Przeczytaj na głos następującą listę: 4, 8, 5, 3, 9, 7, 6. Teraz zamknij oczy i spróbuj, w ciągu dwudziestu sekund, zapamiętać te liczby przed ponownym wyrecytowaniem. Jeśli twoim rodzimym językiem jest angielski to szansa na niepowodzenie wynosi około 50%. Jeżeli jednak jesteś Chińczykiem, to sukces jest niema pewny. W samej rzeczy Chińczycy zapamiętują z reguły osiem liczb, podczas gdy w Anglii średnia wynosi siedem. Skąd się to bierze? Czy może Chińczycy są inteligentniejsi? Przypuszczalnie nie, jednak używane przez nich słowa oznaczające liczby są krótsze. Kiedy chcemy zapamiętać listę liczb, na ogół używamy pamięci werbalnej (dlatego właśnie trudno nam zapamiętać liczby, które brzmią podobnie jak na przykład „five” i „nie” czy „seven” i „eleven”). Ta pamięć (werbalna) może przechowywać dane jedynie przez około dwóch sekund zmuszając nas tym samym do odświeżania pamięci przez powtarzanie. Stąd nasza pojemność pamięci liczb ograniczona przez ilość liczb, które potrafimy powtórzyć w czasie krótszym od dwóch sekund. Ci, którzy recytują szybciej mają lepszą pamięć.

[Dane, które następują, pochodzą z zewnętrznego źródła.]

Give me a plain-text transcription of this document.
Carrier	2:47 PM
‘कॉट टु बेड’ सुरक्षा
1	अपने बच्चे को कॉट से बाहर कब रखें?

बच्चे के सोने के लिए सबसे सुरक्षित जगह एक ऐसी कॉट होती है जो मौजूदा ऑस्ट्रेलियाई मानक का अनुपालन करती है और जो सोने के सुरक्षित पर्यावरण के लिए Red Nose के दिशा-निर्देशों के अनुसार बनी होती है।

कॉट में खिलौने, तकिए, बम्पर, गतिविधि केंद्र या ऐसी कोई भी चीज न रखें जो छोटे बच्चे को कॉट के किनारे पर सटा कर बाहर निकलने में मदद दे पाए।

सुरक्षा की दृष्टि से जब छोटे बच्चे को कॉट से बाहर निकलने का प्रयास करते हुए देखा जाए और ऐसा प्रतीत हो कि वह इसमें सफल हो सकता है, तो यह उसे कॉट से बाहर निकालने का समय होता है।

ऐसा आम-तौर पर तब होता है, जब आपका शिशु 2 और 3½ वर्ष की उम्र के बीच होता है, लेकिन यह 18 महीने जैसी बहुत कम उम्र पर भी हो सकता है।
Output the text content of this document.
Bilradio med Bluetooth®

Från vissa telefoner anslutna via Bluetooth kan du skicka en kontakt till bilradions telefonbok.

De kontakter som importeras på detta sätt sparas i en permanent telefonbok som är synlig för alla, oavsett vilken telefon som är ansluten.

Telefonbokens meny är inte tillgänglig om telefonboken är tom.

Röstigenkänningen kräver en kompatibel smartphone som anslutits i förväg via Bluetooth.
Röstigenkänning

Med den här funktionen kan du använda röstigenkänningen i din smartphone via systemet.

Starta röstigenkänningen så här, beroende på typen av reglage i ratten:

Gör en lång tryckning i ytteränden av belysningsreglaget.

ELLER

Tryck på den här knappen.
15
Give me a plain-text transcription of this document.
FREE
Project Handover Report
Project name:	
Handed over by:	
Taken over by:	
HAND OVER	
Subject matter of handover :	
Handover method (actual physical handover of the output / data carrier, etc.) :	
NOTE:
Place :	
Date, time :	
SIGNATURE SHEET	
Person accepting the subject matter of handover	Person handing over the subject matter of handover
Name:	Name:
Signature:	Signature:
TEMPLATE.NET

Chińskie słowa są zdumiewająco krótkie. Na wypowiedzenie większości z nich potrzeba zaledwie ćwierć sekundy (tak na przykład 4 to „si” zaś 7 to „qi”). Ich angielskie odpowiedniki - „four” i „seven” - są dłuższe i wymagają około jednej trzeciej sekundy. Różnice w pamięci pomiędzy angielskim a chińskim są prawdopodobnie spowodowane wyłącznie różnicami długości. W językach tak różnych jak walijski, arabski, chiński, angielski czy hebrajski obserwować można powtarzalną korelację pomiędzy czasem koniecznym na wypowiedzenie liczby a pojemnością pamięci. Rekord efektywności należy tu chińskiego dialektu z Kantonu, gdzie to krótkość nazw pozwala mieszkańcom Honk Kongu na zapamiętanie około 10 cyfr. Podsumowując: „magiczna siódemka”, którą się często uważa za ustalony parametr dla całego rodzaju ludzkiego, nie jest stałą uniwersalną. Jest to jedynie standardowa wartość pojemności cyfrowej dla specyficznej populacji Homo Sapiens na której to populacji koncentruje się więcej niż 90% badań psychologicznych – studentów amerykańskich szkół półwyższych.

[...]

 

Małpa

 

Nie mówicie po chińsku? Wciąż jest nadzieja. Istnieje parę sztuczek pozwalających na powiększenie waszej pamięci liczb. Przede wszystkim zawsze starajcie się zapamiętywać używając możliwie krótkiego ciągu słów. Tan na przykład długą liczbę, taką jak 83412 najlepiej przypominać sobie recytując ją cyfra po cyfrze, jak to robimy z numerami telefonicznymi. Dalej, próbujcie grupować cyfry w małe bloki, dwu lub trzy cyfrowe. Wasza pamięć robocza wzrośnie do dwunactu cyfr, jeśli pogrupujecie cyfr w cztery bloki po trzy. W Stanach Zjednoczonych numery telefonów grupowane są najpierw w trzycyfrowy numer kierunkowy a dalej w trzy grupy trzech, dwóch i znów trzech cyfr – co jest użyciem powyższego systemu. We Francji natomiast mamy zły nawyk przedstawiania numerów blokami dwucyfrowymi. Na przykład czytamy 85 98 31 jako „osiemdziesiąt-pięc dziewięćdziesiąt-osiem trzydzieści-jeden”, co jest przypuszczalnie jedną z najmniej efektywnych metod jakie można wymyślić.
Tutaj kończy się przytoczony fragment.